He doesn’t own a car, isn’t scared to be different from the pack and still likes a whack now and again with a shinty stick. Bob MacIntyre certainly isn’t your stereotypical professional golfer, but being his own man hasn’t held him back. Far from it, in fact.
The left-hander landed the Scottish Youths, Scottish Boys’ Open Stroke-Play and Scottish Championships as an amateur and now, at just 22, is about to set off from the family home in Oban to begin his rookie season on the European Tour.
The youngest of four Scots to secure cards as graduates from the Challenge Tour this year, MacIntyre makes his debut on the main circuit in the opening tournament on the 2019 schedule in Hong Kong next week before taking in an event in Australia then two in South Africa before the end of the year.
So how is he feeling? Excited or nervous? “A bit of both, really,” replied MacIntyre, speaking in Stirling as he joined Grant Forrest and Liam Johnston, two of the other newcomers to the tartan army on the European Tour, at a get-together organised by the trio’s management company, Edinburgh-based Bounce Sport.
“It’s been a great year and it will sink in next week, especially if I get drawn with someone big, like a Tommy Fleetwood or a Patrick Reed. They are playing next week. You never know. I might play well and get in amongst it. Then you will realise you are here and here on merit.”
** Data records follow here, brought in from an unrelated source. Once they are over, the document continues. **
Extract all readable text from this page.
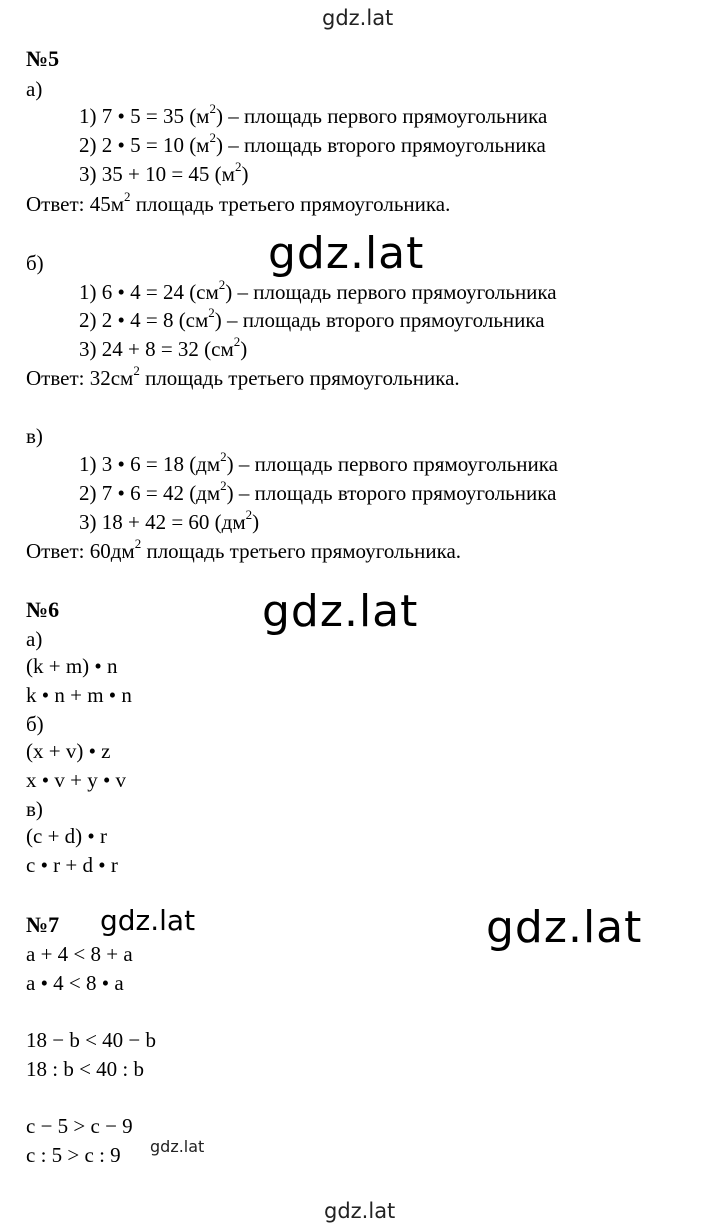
gdz.lat
gdz.lat
gdz.lat
gdz.lat	gdz.lat
gdz.lat
gdz.lat
№5
а)
1) 7 • 5 = 35 $(м^2)$ – площадь первого прямоугольника
2) 2 • 5 = 10 $(м^2)$ – площадь второго прямоугольника
3) 35 + 10 = 45 $(м^2)$
Ответ: $45м^2$ площадь третьего прямоугольника.
б)
1) 6 • 4 = 24 $(см^2)$ – площадь первого прямоугольника
2) 2 • 4 = 8 $(см^2)$ – площадь второго прямоугольника
3) 24 + 8 = 32 $(см^2)$
Ответ: $32см^2$ площадь третьего прямоугольника.
в)
1) 3 • 6 = 18 $(дм^2)$ – площадь первого прямоугольника
2) 7 • 6 = 42 $(дм^2)$ – площадь второго прямоугольника
3) 18 + 42 = 60 $(дм^2)$
Ответ: $60дм^2$ площадь третьего прямоугольника.
№6
а)
(k + m) • n
k • n + m • n
б)
(x + v) • z
x • v + y • v
в)
(c + d) • r
c • r + d • r
№7
a + 4 < 8 + a
a • 4 < 8 • a
18 − b < 40 − b
18 : b < 40 : b
c − 5 > c − 9
c : 5 > c : 9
MacIntyre, who secured his card by finishing 12th on the Challenge Tour money-list after twice getting into play-offs in the second half of the season, is a proud member of the Glencruitten club on the outskirts of Oban, where he still lives with his parents. “No, never,” he said, smiling, when asked if he was contemplating moving closer to Glasgow to make it a bit easier to get to the airport when he is off globe-trotting over the next 12 months.
“But I need to get myself my own wee car. That’s the first thing as that would take a burden off my mum and dad from travelling up and down to the airport. If I get my car, I can just say, ‘mum, I’m on my way, get my bed made, I’m coming home’.”
Shinty, his other sporting love, is a lure every time he returns to the Argyll town. “My last game was up in Kingussie when I was 17, but I still get the urge,” he admitted. “When I go home I just want to play, but I can’t now. It’s always there, though. I have the sticks in the house. If I want a hit, I’ll stick to the garden.”
Cameron Champ probably felt as though he’d been hammered on the backside by one of MacIntyre’s shinty sticks after the Scot thrashed him 6&4 in the singles on the first day of last year’s Walker Cup in Los Angeles. The pair then halved in a re-match 24 hours later. Also now in the professional ranks, Champ has been tipped for the top after the 23-year-old won the Sanderson Farms Championship in just his second start as a PGA Tour card holder last month.
“I didn’t think he would win on tour as quickly as he has, but he has the length,” observed MacIntyre. “When he is on he will be unstoppable. He’s produced it already. He’ll only get better and he will turn into a major champion, I believe. With a wedge and his driving, he’s hard to compete with.
“When I played him, I had watched him when I got left out in the morning session. I thought I’ll have no chance but, on the first two tee shots, I was within 10 yards of him. I went at one on the third and I hit it 320 and he gave me at least 60 yards. I thought there’s something not right here.
“If he was on that day, he would have beaten me hands down, but luckily I got him on a day when he wasn’t wedging it well. It was a huge lift beating him, especially now for me going into new territory. Seeing what he has done gives you confidence. If I can beat him on my day then I can do it on the tour.”